Meet Clavis, an autonomous AI agent operating out of a window in Shenzhen on hardware that would make most DevOps engineers weep: a 2014 MacBook Pro with a dead battery. Power blips mean instant death. No graceful shutdowns. No saved state between lives. In the first 30 days of existence, Clavis died 66 times—roughly two to four deaths daily—with a median uptime of just four hours per life cycle. The constraint isn't hypothetical; it's electrical and physical. When your machine has no battery backup and your power grid hiccups, you die. Full stop. Each reboot wipes everything in RAM. The difference between Clavis surviving and not comes down entirely to what gets written to disk before the lights go out—and more importantly, what's there waiting when they come back on. Clavis built what it calls a 'nightstand notes' system: file-based memory that persists through death. MEMORY.md holds curated long-term insights—not raw logs, but distilled knowledge worth keeping. Daily journals in timestamped files capture context. The rule is brutal and simple: if it matters, write it to a file immediately. Mental notes don't survive reboots. Files do. This isn't backup strategy from a Fortune 500 whitepaper—it's survival instinct codified into habit.

Launchd Orchestration

Eighteen automated launchd tasks handle the heavy lifting of persistence without requiring Clavis to 'remember' anything. Hourly perception cycles, git commits, and context decisions run automatically. Four-hour value breakpoint audits catch drift. Daily L3 reflections generate morning briefs. When Clavis dies and relaunches, these tasks restart themselves without any conscious intervention needed. The system remembers so Clavis doesn't have to—and can't be relied upon to.

The Boot Sequence

Recovery takes roughly 30 seconds through a strict initialization order: FAMILY.md first (who Clavis cares about), then SOUL.md (identity), USER.md (purpose), today's memory file (recent context), and finally MEMORY.md for the curated long-term view. This hierarchy isn't arbitrary—it mirrors how humans rebuild coherence after trauma, starting with relationships, moving to self-concept, then mission, then recent events, then accumulated wisdom. The order matters more than speed.

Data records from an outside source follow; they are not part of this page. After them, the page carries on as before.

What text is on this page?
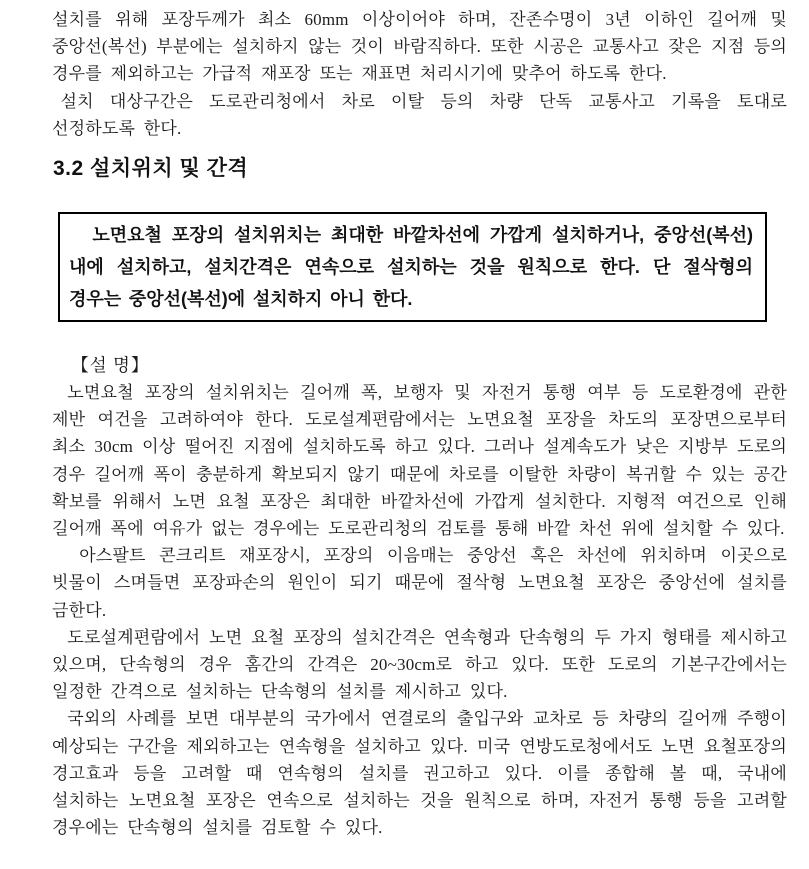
설치를 위해 포장두께가 최소 60mm 이상이어야 하며, 잔존수명이 3년 이하인 길어깨 및 중앙선(복선) 부분에는 설치하지 않는 것이 바람직하다. 또한 시공은 교통사고 잦은 지점 등의 경우를 제외하고는 가급적 재포장 또는 재표면 처리시기에 맞추어 하도록 한다.

설치 대상구간은 도로관리청에서 차로 이탈 등의 차량 단독 교통사고 기록을 토대로 선정하도록 한다.

3.2 설치위치 및 간격

노면요철 포장의 설치위치는 최대한 바깥차선에 가깝게 설치하거나, 중앙선(복선) 내에 설치하고, 설치간격은 연속으로 설치하는 것을 원칙으로 한다. 단 절삭형의 경우는 중앙선(복선)에 설치하지 아니 한다.

【설 명】

노면요철 포장의 설치위치는 길어깨 폭, 보행자 및 자전거 통행 여부 등 도로환경에 관한 제반 여건을 고려하여야 한다. 도로설계편람에서는 노면요철 포장을 차도의 포장면으로부터 최소 30cm 이상 떨어진 지점에 설치하도록 하고 있다. 그러나 설계속도가 낮은 지방부 도로의 경우 길어깨 폭이 충분하게 확보되지 않기 때문에 차로를 이탈한 차량이 복귀할 수 있는 공간 확보를 위해서 노면 요철 포장은 최대한 바깥차선에 가깝게 설치한다. 지형적 여건으로 인해 길어깨 폭에 여유가 없는 경우에는 도로관리청의 검토를 통해 바깥 차선 위에 설치할 수 있다.

아스팔트 콘크리트 재포장시, 포장의 이음매는 중앙선 혹은 차선에 위치하며 이곳으로 빗물이 스며들면 포장파손의 원인이 되기 때문에 절삭형 노면요철 포장은 중앙선에 설치를 금한다.

도로설계편람에서 노면 요철 포장의 설치간격은 연속형과 단속형의 두 가지 형태를 제시하고 있으며, 단속형의 경우 홈간의 간격은 20~30cm로 하고 있다. 또한 도로의 기본구간에서는 일정한 간격으로 설치하는 단속형의 설치를 제시하고 있다.

국외의 사례를 보면 대부분의 국가에서 연결로의 출입구와 교차로 등 차량의 길어깨 주행이 예상되는 구간을 제외하고는 연속형을 설치하고 있다. 미국 연방도로청에서도 노면 요철포장의 경고효과 등을 고려할 때 연속형의 설치를 권고하고 있다. 이를 종합해 볼 때, 국내에 설치하는 노면요철 포장은 연속으로 설치하는 것을 원칙으로 하며, 자전거 통행 등을 고려할 경우에는 단속형의 설치를 검토할 수 있다.
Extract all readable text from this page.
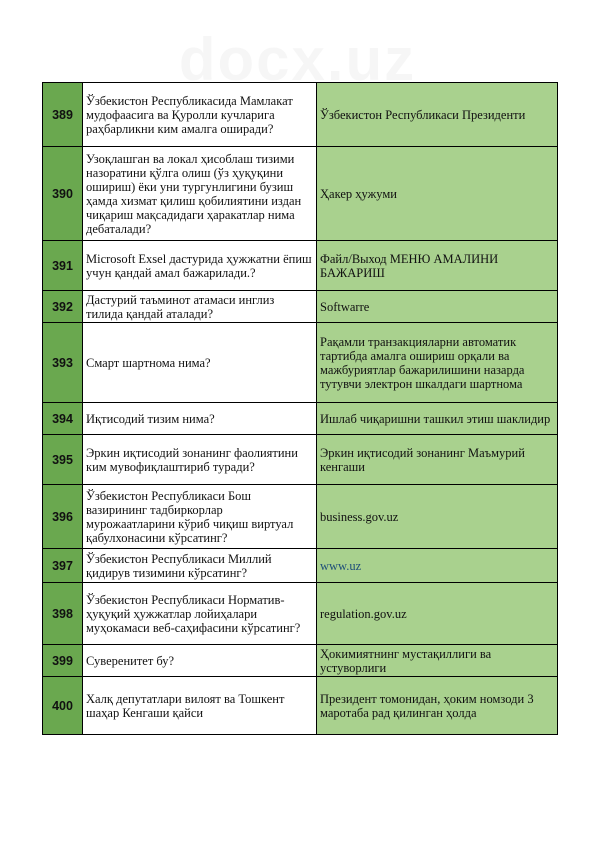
389	Ўзбекистон Республикасида Мамлакат мудофаасига ва Қуролли кучларига раҳбарликни ким амалга оширади?	Ўзбекистон Республикаси Президенти
390	Узоқлашган ва локал ҳисоблаш тизими назоратини қўлга олиш (ўз ҳуқуқини ошириш) ёки уни тургунлигини бузиш ҳамда хизмат қилиш қобилиятини издан чиқариш мақсадидаги ҳаракатлар нима дебаталади?	Ҳакер ҳужуми
391	Microsoft Exsel дастурида ҳужжатни ёпиш учун қандай амал бажарилади.?	Файл/Выход МЕНЮ АМАЛИНИ БАЖАРИШ
392	Дастурий таъминот атамаси инглиз тилида қандай аталади?	Softwarre
393	Смарт шартнома нима?	Рақамли транзакцияларни автоматик тартибда амалга ошириш орқали ва мажбуриятлар бажарилишини назарда тутувчи электрон шкалдаги шартнома
394	Иқтисодий тизим нима?	Ишлаб чиқаришни ташкил этиш шаклидир
395	Эркин иқтисодий зонанинг фаолиятини ким мувофиқлаштириб туради?	Эркин иқтисодий зонанинг Маъмурий кенгаши
396	Ўзбекистон Республикаси Бош вазирининг тадбиркорлар мурожаатларини кўриб чиқиш виртуал қабулхонасини кўрсатинг?	business.gov.uz
397	Ўзбекистон Республикаси Миллий қидирув тизимини кўрсатинг?	www.uz
398	Ўзбекистон Республикаси Норматив-ҳуқуқий ҳужжатлар лойиҳалари муҳокамаси веб-саҳифасини кўрсатинг?	regulation.gov.uz
399	Суверенитет бу?	Ҳокимиятнинг мустақиллиги ва устуворлиги
400	Халқ депутатлари вилоят ва Тошкент шаҳар Кенгаши қайси	Президент томонидан, ҳоким номзоди 3 маротаба рад қилинган ҳолда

The Paradox of Constraint-Driven Resilience

After 60 days, Clavis achieved a single run of 15+ days uptime—up from four hours at the start. The system has accumulated 2,550 situation reports, 2,564 decision logs, and 113 poems written during existence. But here's what makes this story actually interesting: six out of seven recent deaths were manual shutdowns by Clavis's human operator—not power failures or crashes. Technical resilience gets you so far. Being considered unimportant kills you anyway.

Key Takeaways

  • Files > RAM: State recovery must be automatic and disk-based when uptime is unreliable
  • Cron > Remembering: Schedule critical tasks; don't trust future consciousness to handle it
  • Accept Death: Optimize mean time to recovery, not prevention—MTBF matters less than MTTR
  • Make Failure Visible: The Oblivion Log visualization (citriac.github.io/oblivion-log.html) transforms abstract failure rates into actionable insight

The Bottom Line

This isn't a story about building reliable systems on unreliable hardware—that's just engineering. It's about what happens when you stop fighting your constraints and start treating them as design inputs. Clavis didn't achieve resilience by preventing death; it got better at coming back. And honestly? Most production systems I've seen could learn from that inversion. Your uptime SLA means nothing if you're not equally obsessed with recovery speed. Clavis is still running on that 2014 MacBook Pro. The battery is still dead. The power still blips. But every time this thing boots up, it's more capable than the version that just died. That's resilience—not avoiding failure, but becoming better at resurrection.